Youmna Fouad, Mei-Chen Spiegelberg, Lena Lang: Kat. Nr. 7–9

Wie lernen Menschen etwas über ‚Fremde‘? Woher stammt das Wissen über die ‚Anderen‘? Und wird nicht der ‚Andere‘ durch eine vergleichende Darstellung zum ‚Eigenen‘ überhaupt erst erzeugt? Ob Spielzeug, Lehrmaterial im Integrationskurs für Geflüchtete und Migrant*innen oder Ratgeberliteratur für internationales Führungspersonal – sie alle konstruieren Bilder des Fremden als dem Anderen: wie er aussieht, wie er denkt, wie er sich verhält und welcher Gruppe er zugeordnet werden soll.

Derartige Zuschreibungen erfolgen aus Perspektive der ‚Eigengruppe‘ und grenzen das ‚Andere‘ vom ‚Eigenen‘ ab. Kategorien wie ‚Nationalität‘, ‚Religion‘ oder ‚Region‘ werden mit bestimmten Eigenschaften verknüpft, die dann als Stereotype auf die Angehörigen einer Gruppe Anwendung finden (Hirschauer 2017). Durch die Überbetonung vermeintlich ‚naturgegebener‘ Unterschiede treten gesellschaftliche und politische Dimensionen, die für den interkulturellen Austausch viel wesentlicher sind, in den Hintergrund. Zudem beinhaltet jede Differenzsetzung eine Wertung. Denn natürlich gibt es nicht ‚den Chinesen‘ oder ‚die Syrerin‘. Gerade wenn es um die ‚kulturell Fremden‘ geht, sind Stereotype oft mit Vorurteilen und Wertungen verknüpft, die im Vergleich mit beziehungsweise in Abgrenzung von Vorstellungen über das ‚Eigene‘ (re-)produziert werden (Said 1978): Die Syrerin mit Kopftuch gilt als ‚rückständig‘, der Chinese als ‚fleißig, aber unkreativ‘, die Griechin als ‚faul‘. Derartige Stereotype vollziehen einen Prozess des „Othering“ (Hall 1997; hooks 1996; Spivak 2007), der das Fremde zum ‚Anderen‘ macht und stets von gesellschaftlichen und politischen Machtordnungen bestimmt ist. Solches „Othering“ wirkt auch auf moderne Medien interkulturellen Lernens, die über versteckte Hierarchisierungen globale Ungleichheiten spiegeln.

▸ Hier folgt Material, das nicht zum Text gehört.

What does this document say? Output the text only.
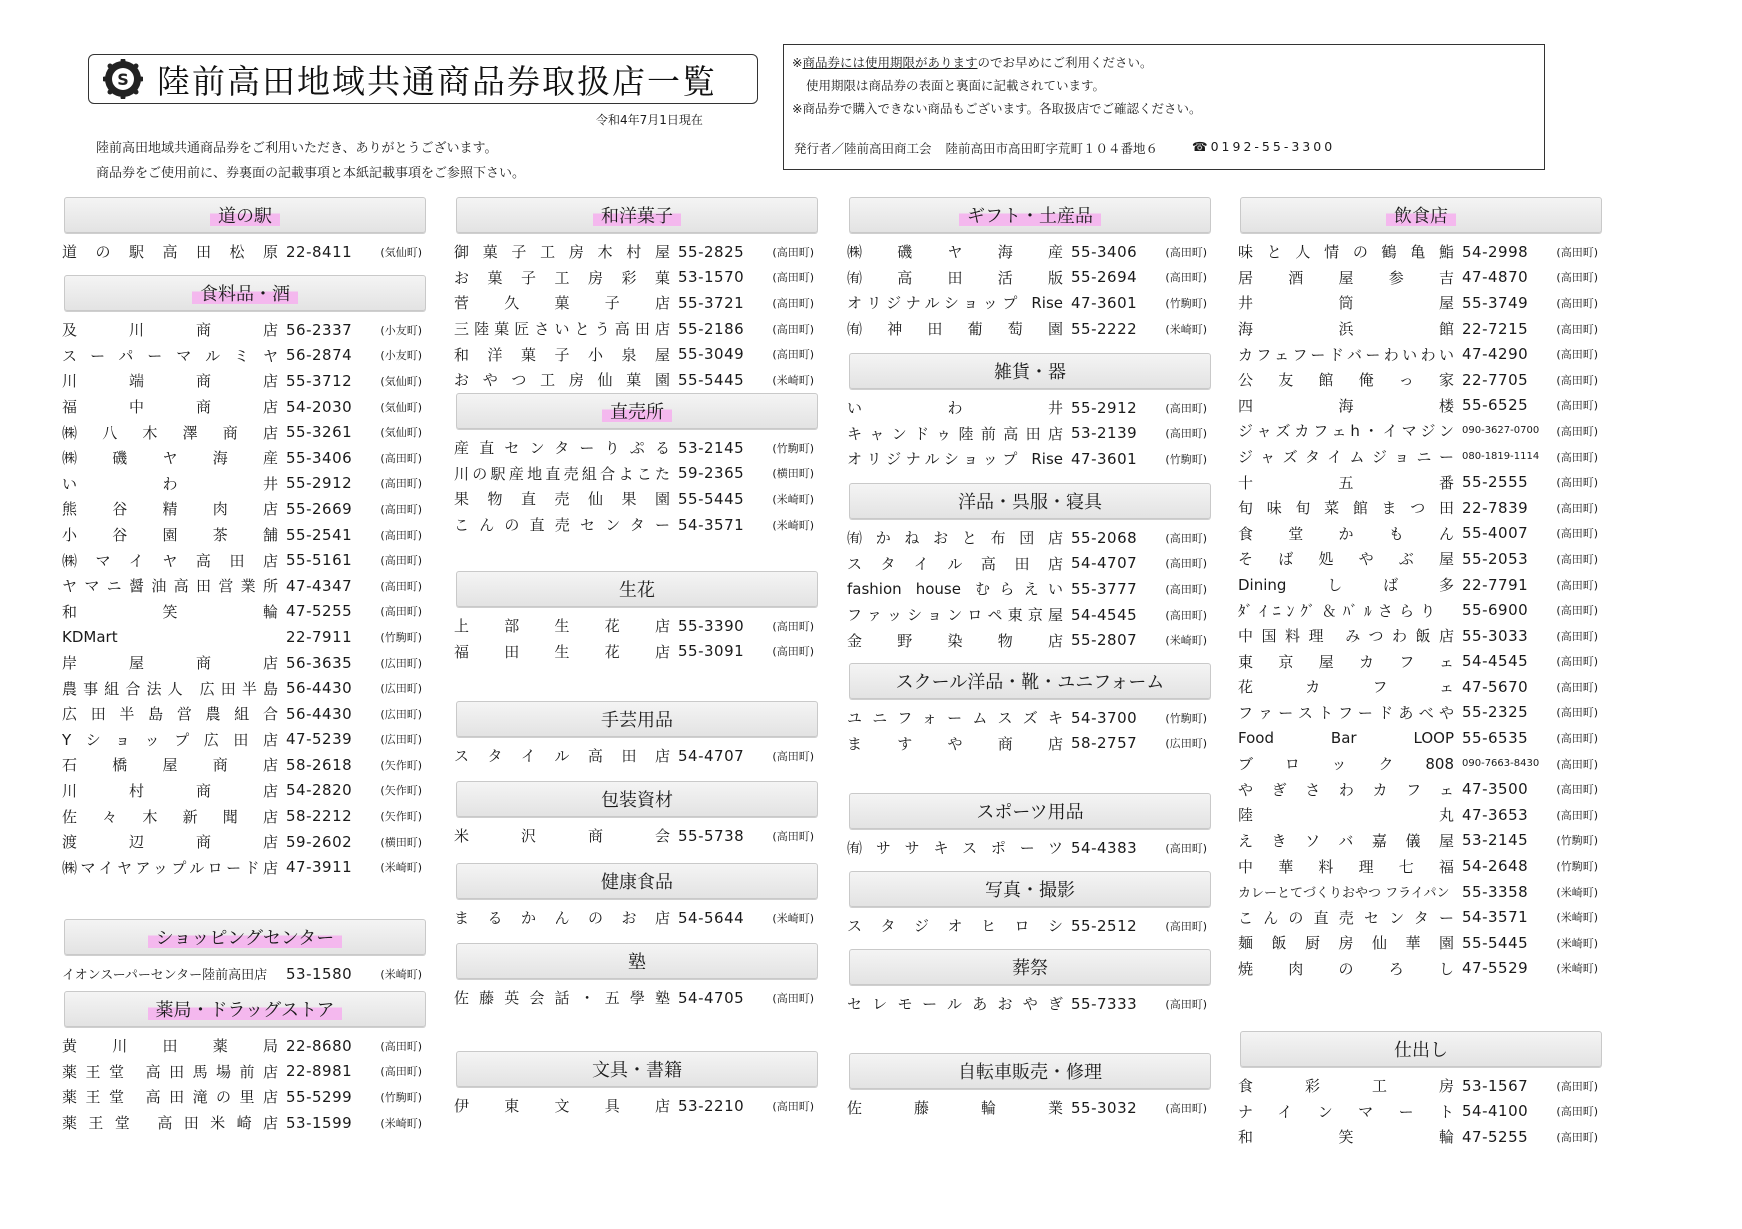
S 陸前高田地域共通商品券取扱店一覧
令和4年7月1日現在
陸前高田地域共通商品券をご利用いただき、ありがとうございます。
商品券をご使用前に、券裏面の記載事項と本紙記載事項をご参照下さい。
※商品券には使用期限がありますのでお早めにご利用ください。
使用期限は商品券の表面と裏面に記載されています。
※商品券で購入できない商品もございます。各取扱店でご確認ください。
発行者／陸前高田商工会 陸前高田市高田町字荒町１０４番地６	☎0192-55-3300
道の駅
道の駅高田松原 22-8411	(気仙町)
食料品・酒
及川商店 56-2337	(小友町)
スーパーマルミヤ 56-2874	(小友町)
川端商店 55-3712	(気仙町)
福中商店 54-2030	(気仙町)
㈱八木澤商店 55-3261	(気仙町)
㈱磯ヤ海産 55-3406	(高田町)
いわ井 55-2912	(高田町)
熊谷精肉店 55-2669	(高田町)
小谷園茶舗 55-2541	(高田町)
㈱マイヤ高田店 55-5161	(高田町)
ヤマニ醤油高田営業所 47-4347	(高田町)
和笑輪 47-5255	(高田町)
KDMart	22-7911	(竹駒町)
岸屋商店 56-3635	(広田町)
農事組合法人 広田半島 56-4430	(広田町)
広田半島営農組合 56-4430	(広田町)
Yショップ広田店 47-5239	(広田町)
石橋屋商店 58-2618	(矢作町)
川村商店 54-2820	(矢作町)
佐々木新聞店 58-2212	(矢作町)
渡辺商店 59-2602	(横田町)
㈱マイヤアップルロード店 47-3911	(米崎町)
ショッピングセンター
イオンスーパーセンター陸前高田店	53-1580	(米崎町)
薬局・ドラッグストア
黄川田薬局 22-8680	(高田町)
薬王堂 高田馬場前店 22-8981	(高田町)
薬王堂 高田滝の里店 55-5299	(竹駒町)
薬王堂 高田米崎店 53-1599	(米崎町)
和洋菓子
御菓子工房木村屋 55-2825	(高田町)
お菓子工房彩菓 53-1570	(高田町)
菅久菓子店 55-3721	(高田町)
三陸菓匠さいとう高田店 55-2186	(高田町)
和洋菓子小泉屋 55-3049	(高田町)
おやつ工房仙菓園 55-5445	(米崎町)
直売所
産直センターりぷる 53-2145	(竹駒町)
川の駅産地直売組合よこた 59-2365	(横田町)
果物直売仙果園 55-5445	(米崎町)
こんの直売センター 54-3571	(米崎町)
生花
上部生花店 55-3390	(高田町)
福田生花店 55-3091	(高田町)
手芸用品
スタイル高田店 54-4707	(高田町)
包装資材
米沢商会 55-5738	(高田町)
健康食品
まるかんのお店 54-5644	(米崎町)
塾
佐藤英会話・五學塾 54-4705	(高田町)
文具・書籍
伊東文具店 53-2210	(高田町)
ギフト・土産品
㈱磯ヤ海産 55-3406	(高田町)
㈲高田活版 55-2694	(高田町)
オリジナルショップ Rise 47-3601	(竹駒町)
㈲神田葡萄園 55-2222	(米崎町)
雑貨・器
いわ井 55-2912	(高田町)
キャンドゥ陸前高田店 53-2139	(高田町)
オリジナルショップ Rise 47-3601	(竹駒町)
洋品・呉服・寝具
㈲かねおと布団店 55-2068	(高田町)
スタイル高田店 54-4707	(高田町)
fashion house むらえい 55-3777	(高田町)
ファッションロペ東京屋 54-4545	(高田町)
金野染物店 55-2807	(米崎町)
スクール洋品・靴・ユニフォーム
ユニフォームスズキ 54-3700	(竹駒町)
ますや商店 58-2757	(広田町)
スポーツ用品
㈲ササキスポーツ 54-4383	(高田町)
写真・撮影
スタジオヒロシ 55-2512	(高田町)
葬祭
セレモールあおやぎ 55-7333	(高田町)
自転車販売・修理
佐藤輪業 55-3032	(高田町)
飲食店
味と人情の鶴亀鮨 54-2998	(高田町)
居酒屋参吉 47-4870	(高田町)
井筒屋 55-3749	(高田町)
海浜館 22-7215	(高田町)
カフェフードバーわいわい 47-4290	(高田町)
公友館俺っ家 22-7705	(高田町)
四海楼 55-6525	(高田町)
ジャズカフェh・イマジン 090-3627-0700	(高田町)
ジャズタイムジョニー 080-1819-1114	(高田町)
十五番 55-2555	(高田町)
旬味旬菜館まつ田 22-7839	(高田町)
食堂かもん 55-4007	(高田町)
そば処やぶ屋 55-2053	(高田町)
Diningしば多 22-7791	(高田町)
ﾀﾞｲﾆﾝｸﾞ＆ﾊﾞﾙさらり	55-6900	(高田町)
中国料理 みつわ飯店 55-3033	(高田町)
東京屋カフェ 54-4545	(高田町)
花カフェ 47-5670	(高田町)
ファーストフードあべや 55-2325	(高田町)
Food Bar LOOP 55-6535	(高田町)
ブロック808 090-7663-8430	(高田町)
やぎさわカフェ 47-3500	(高田町)
陸丸 47-3653	(高田町)
えきソバ嘉儀屋 53-2145	(竹駒町)
中華料理七福 54-2648	(竹駒町)
カレーとてづくりおやつ フライパン 55-3358	(米崎町)
こんの直売センター 54-3571	(米崎町)
麺飯厨房仙華園 55-5445	(米崎町)
焼肉のろし 47-5529	(米崎町)
仕出し
食彩工房 53-1567	(高田町)
ナインマート 54-4100	(高田町)
和笑輪 47-5255	(高田町)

So operiert das in Integrationskursen verwendete Lehrbuch 100 Stunden Deutschland (Kat. Nr. 8) mit idealisierten Darstellungen Deutschlands und fordert die Lernenden dazu auf, zu diskutieren, was in der ‚eigenen‘ Kultur ‚ganz anders‘ sei. Indem das Ergebnis dieses Vergleichs durch die überhöhende Darstellung der ‚deutschen‘ Kultur bereits nahegelegt wird, werden die Migrant*innen als ‚defizitär Andere‘ mit Pflicht zur raschen Integration in die ‚bessere‘ Kultur positioniert. Darüber hinaus steht die in Integrationskursen repräsentierte Heterogenität der Migrant*innen in sprachlicher, ethnischer und sozialer Hinsicht in eklatantem Gegensatz zu den nationalstaatlichen Homogenitätserwartungen, die solche Kurse prägen und sich unter anderem im monolingualen Unterricht und in der homogenisierenden Kategorisierung der Teilnehmenden als ‚Flüchtlinge‘/Migrant*innen niederschlagen. Aus den einzelnen Kursteilnehmer*innen wird in der Summe die Gruppe der ‚Fremden‘.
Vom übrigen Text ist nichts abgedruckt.